What will happen if Chinese gov. raises interest rates?

Closed Thread
Page 1 of 2 1 2 LastLast
  1. #1

    Join Date
    Feb 2008
    Posts
    186

    What will happen if Chinese gov. raises interest rates?

    I wouldn't be surprised if the Chinese government raised the interest rates in the near future more than the US will raise its interest rates.

    What will happen to bonds in Chinese currency? Of course the Chinese currency will appreciate, but will the price of the bonds raise or drop?

    Thanks.


  2. #2

    Join Date
    Feb 2007
    Location
    Tai Kok Tsui
    Posts
    997
    Quote Originally Posted by pinko:
    I wouldn't be surprised if the Chinese government raised the interest rates in the near future more than the US will raise its interest rates.

    What will happen to bonds in Chinese currency? Of course the Chinese currency will appreciate, but will the price of the bonds raise or drop?

    Thanks.
    A rise in the interest rates will make it so the demand for bonds to increase and then the price of bonds will decrease. Stocks will also decrease due to people moving their investments into low risk bonds and the decrease in consumption will make it so business profits shrink and people will move their money out of their stocks.

    So to answer your question, the price of bonds will drop.

  3. #3

    Join Date
    Feb 2008
    Posts
    186
    Quote Originally Posted by BryanL:
    A rise in the interest rates will make it so the demand for bonds to increase and then the price of bonds will decrease
    Thanks, that's what I thought. But I think you meant that the 'demand for bonds will decrease', right?

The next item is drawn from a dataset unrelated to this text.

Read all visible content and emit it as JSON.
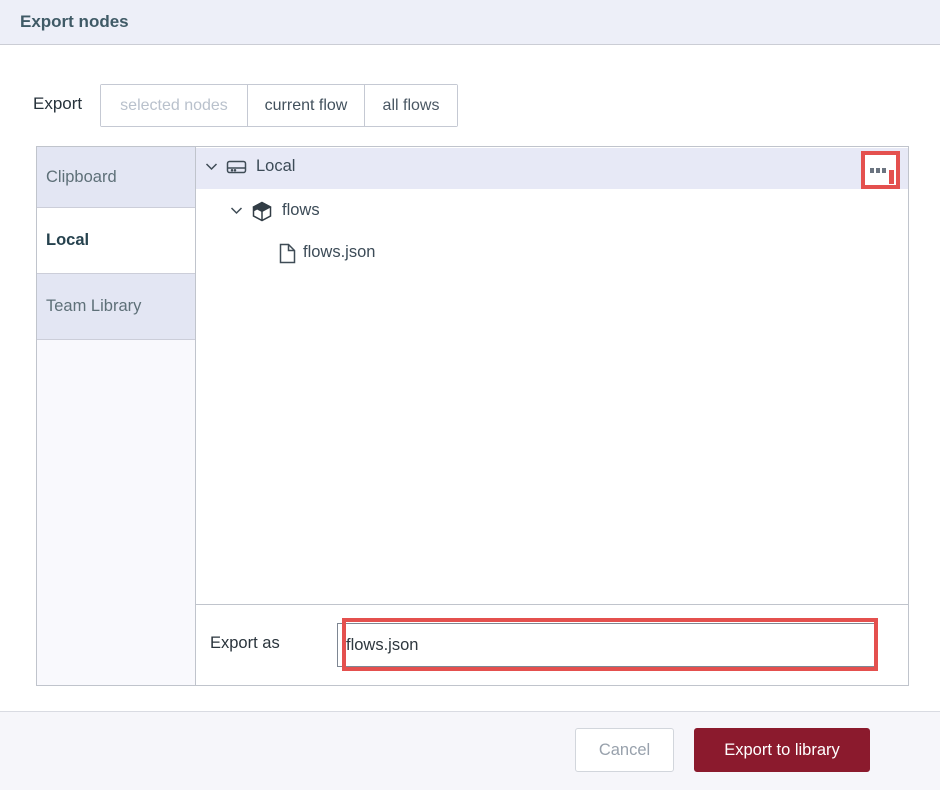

    By the way, I read that the interest rates given by banks in China for Yuan in saving accounts is higher than the interest rates given for Yuan in HK? Is that so?

  4. #4

    Join Date
    Nov 2005
    Location
    Cramped island
    Posts
    5,585

    let's put it in the proper context.

    CNY is a capital controlled currency. there is an onshore and an offshore market.
    i am not even sure if they actually have cny treasury and bonds actively traded.. so your question could be kind of moot in this context.


  5. #5

    Join Date
    Feb 2007
    Location
    Tai Kok Tsui
    Posts
    997
    Quote Originally Posted by pinko:
    Thanks, that's what I thought. But I think you meant that the 'demand for bonds will decrease', right?
    No, demand would increase because the higher interest rate will make bond's a more attractive investment. If the interest rate is let's say 5%, and your stock investment can maybe yield 6-8%, why take a risk when you can have a guaranteed 5% bond.

    The high demand drives the price down.

  6. #6

    Join Date
    Mar 2006
    Location
    Hong Kong
    Posts
    150

    Sorry for the ignorance. How does the high demand drive the price down??


  7. #7

    Join Date
    Nov 2005
    Location
    Cramped island
    Posts
    5,585

    high demand drive prices up but the yield down


  8. #8

    Join Date
    Nov 2006
    Posts
    61
    Quote Originally Posted by BryanL:

    The high demand drives the price down.
    BS.


    Rate rise=> your old bonds which have a lower rate on them are worth less bcos the market gives u a better rate.

  9. #9

    Join Date
    Nov 2005
    Location
    Cramped island
    Posts
    5,585

    huh? i am just commenting on the statement why does high demand drive price down.


  10. #10

    ya.. how can high demand drives price down??

    high depend leads to high price... supply/demand right?